Orthodoxe Ordensfrau Hatune Dogan erhält den Stephanus-Preis 2012 zugunsten verfolgter Christen

Wegen ihres weltweiten Einsatzes für verfolgte Christen hat die aus der Türkei stammende, syrisch-orthodoxe Ordensschwester Hatune Dogan den „Stephanus-Preis 2012“ erhalten.

Der Gründer der „Stephanus-Stiftung für verfolgte Christen“,Oberstudienrat i.R. Wolfgang Link, überreichte den mit 1500 Euro dotierten Preis am 18. August 2012 in Warburg.

Die 42-jährige Preisträgerin gründete das Hilfswerk „Helfende Hände für die Armen“ und rief die „Schwester-Hatune-Stiftung“ ins Leben.

Inzwischen koordiniert Frau Dogan die Arbeit von weltweit  rund 5000 Mitarbeitern. In Indien baut die Stiftung z.B. jährlich rund 500 Brunnen für jeweils 500 Euro, versorgt 15.000 Patienten unabhängig von deren religiösem Bekenntnis kostenlos mit Medikamenten, kauft nach dem Prinzip „Hilfe zur Selbsthilfe“ für  jeweils 300 Euro Armen eine Kuh, damit sie sich selbst ernähren können oder übernimmt das Schulgeld für Waisenkinder und bildet Näherinnen aus.

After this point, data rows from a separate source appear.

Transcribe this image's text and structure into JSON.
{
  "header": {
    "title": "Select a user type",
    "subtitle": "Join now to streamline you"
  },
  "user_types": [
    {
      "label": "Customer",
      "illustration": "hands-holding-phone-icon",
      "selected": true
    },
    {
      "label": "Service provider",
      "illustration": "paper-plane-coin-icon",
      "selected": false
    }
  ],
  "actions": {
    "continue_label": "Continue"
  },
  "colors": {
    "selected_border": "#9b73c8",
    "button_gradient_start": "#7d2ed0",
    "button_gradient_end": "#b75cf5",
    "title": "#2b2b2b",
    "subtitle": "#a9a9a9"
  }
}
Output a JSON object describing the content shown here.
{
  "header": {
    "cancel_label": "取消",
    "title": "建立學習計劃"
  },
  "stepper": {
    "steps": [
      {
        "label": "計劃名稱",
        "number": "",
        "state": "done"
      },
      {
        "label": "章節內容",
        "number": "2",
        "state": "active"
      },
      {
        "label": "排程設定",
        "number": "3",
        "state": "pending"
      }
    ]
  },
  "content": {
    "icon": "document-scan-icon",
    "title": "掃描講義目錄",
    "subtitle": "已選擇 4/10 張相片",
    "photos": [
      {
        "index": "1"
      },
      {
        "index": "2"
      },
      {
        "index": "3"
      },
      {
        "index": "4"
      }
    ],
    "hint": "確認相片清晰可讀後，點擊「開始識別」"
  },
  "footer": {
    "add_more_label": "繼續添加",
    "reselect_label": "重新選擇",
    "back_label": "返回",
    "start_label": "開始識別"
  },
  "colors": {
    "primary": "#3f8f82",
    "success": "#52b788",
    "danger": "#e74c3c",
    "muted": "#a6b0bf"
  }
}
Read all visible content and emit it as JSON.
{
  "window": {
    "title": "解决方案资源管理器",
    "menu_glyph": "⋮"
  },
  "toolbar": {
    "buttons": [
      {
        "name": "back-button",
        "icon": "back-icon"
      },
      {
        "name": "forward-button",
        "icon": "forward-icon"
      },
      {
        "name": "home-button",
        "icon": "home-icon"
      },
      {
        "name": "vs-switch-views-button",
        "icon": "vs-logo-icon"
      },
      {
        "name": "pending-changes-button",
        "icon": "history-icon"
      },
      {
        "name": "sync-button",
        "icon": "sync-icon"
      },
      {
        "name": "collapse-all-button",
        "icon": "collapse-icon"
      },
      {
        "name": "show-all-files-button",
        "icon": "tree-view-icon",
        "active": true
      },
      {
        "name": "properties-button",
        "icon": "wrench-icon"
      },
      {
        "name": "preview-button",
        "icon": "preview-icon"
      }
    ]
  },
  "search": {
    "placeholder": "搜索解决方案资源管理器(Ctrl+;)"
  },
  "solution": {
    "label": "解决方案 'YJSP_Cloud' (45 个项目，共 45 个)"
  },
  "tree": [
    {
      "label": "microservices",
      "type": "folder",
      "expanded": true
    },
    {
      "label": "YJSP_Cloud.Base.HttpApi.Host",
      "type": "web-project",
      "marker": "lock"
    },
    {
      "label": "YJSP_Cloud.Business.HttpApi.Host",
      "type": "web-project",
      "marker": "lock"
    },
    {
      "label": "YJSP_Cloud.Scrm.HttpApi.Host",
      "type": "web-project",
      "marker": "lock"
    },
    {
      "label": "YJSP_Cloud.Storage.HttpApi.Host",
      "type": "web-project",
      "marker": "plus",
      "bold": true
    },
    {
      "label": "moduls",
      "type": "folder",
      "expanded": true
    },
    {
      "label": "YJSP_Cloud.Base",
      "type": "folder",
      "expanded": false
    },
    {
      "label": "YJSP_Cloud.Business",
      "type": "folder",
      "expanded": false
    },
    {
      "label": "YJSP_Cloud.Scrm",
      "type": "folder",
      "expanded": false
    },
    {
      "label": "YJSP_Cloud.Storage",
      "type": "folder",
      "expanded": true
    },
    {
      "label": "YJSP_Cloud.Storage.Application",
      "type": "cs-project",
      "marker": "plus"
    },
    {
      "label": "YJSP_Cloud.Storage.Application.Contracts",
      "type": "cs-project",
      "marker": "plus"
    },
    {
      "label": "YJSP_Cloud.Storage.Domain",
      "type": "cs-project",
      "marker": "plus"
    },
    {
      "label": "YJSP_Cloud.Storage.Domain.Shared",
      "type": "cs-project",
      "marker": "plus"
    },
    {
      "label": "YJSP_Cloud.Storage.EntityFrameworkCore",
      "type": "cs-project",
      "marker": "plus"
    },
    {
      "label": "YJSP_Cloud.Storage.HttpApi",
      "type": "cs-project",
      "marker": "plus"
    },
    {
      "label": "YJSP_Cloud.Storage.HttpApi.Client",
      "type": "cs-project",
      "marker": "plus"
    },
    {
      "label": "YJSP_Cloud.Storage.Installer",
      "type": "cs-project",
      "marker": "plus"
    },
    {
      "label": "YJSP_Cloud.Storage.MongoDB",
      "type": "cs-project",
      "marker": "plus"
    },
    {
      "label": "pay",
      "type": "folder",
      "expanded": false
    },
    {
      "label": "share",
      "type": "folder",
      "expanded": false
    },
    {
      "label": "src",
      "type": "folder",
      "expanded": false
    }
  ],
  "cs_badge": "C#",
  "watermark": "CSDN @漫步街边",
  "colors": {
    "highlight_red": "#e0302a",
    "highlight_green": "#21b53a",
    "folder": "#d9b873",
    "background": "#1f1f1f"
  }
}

Die Stephanus-Stiftung für verfolgte Christen steht der Internationalen Gesellschaft für Menschenrechte (IGFM) mit Sitz in Frankfurt nahe. Deren Geschäftsführer, Karl Hafen, sagte in einem Grußwort, dass es alle Preisträger auszeichne, dass ihren Worten Taten folgten: „Jeder unserer Preisträger lebt mit den Christen in  der Bedrängnis.“

Der Erzbischof der syrisch-orthodoxen Kirche in Deutschland, Julius Hanna Aydin, zeigte sich beeindruckt von dem Mut Dogans und davon, dass sie sich auch in „gefährlichen Situationen einmische und für verfolgte Christen eintrete.“

Die Laudatio hielt der Sprecher der IGFM-Gruppe Karlsruhe, Wilfrid Puhl-Schmidt. Wie er betonte, hat die Ordensschwester ihr „Leben total auf Verfolgte und Erniedrigte eingestellt“. Sie verstünde Flüchtlinge, weil sie selbst ein Flüchtling war und als 14-Jährige mit ihren Eltern aus der Türkei nach Deutschland floh.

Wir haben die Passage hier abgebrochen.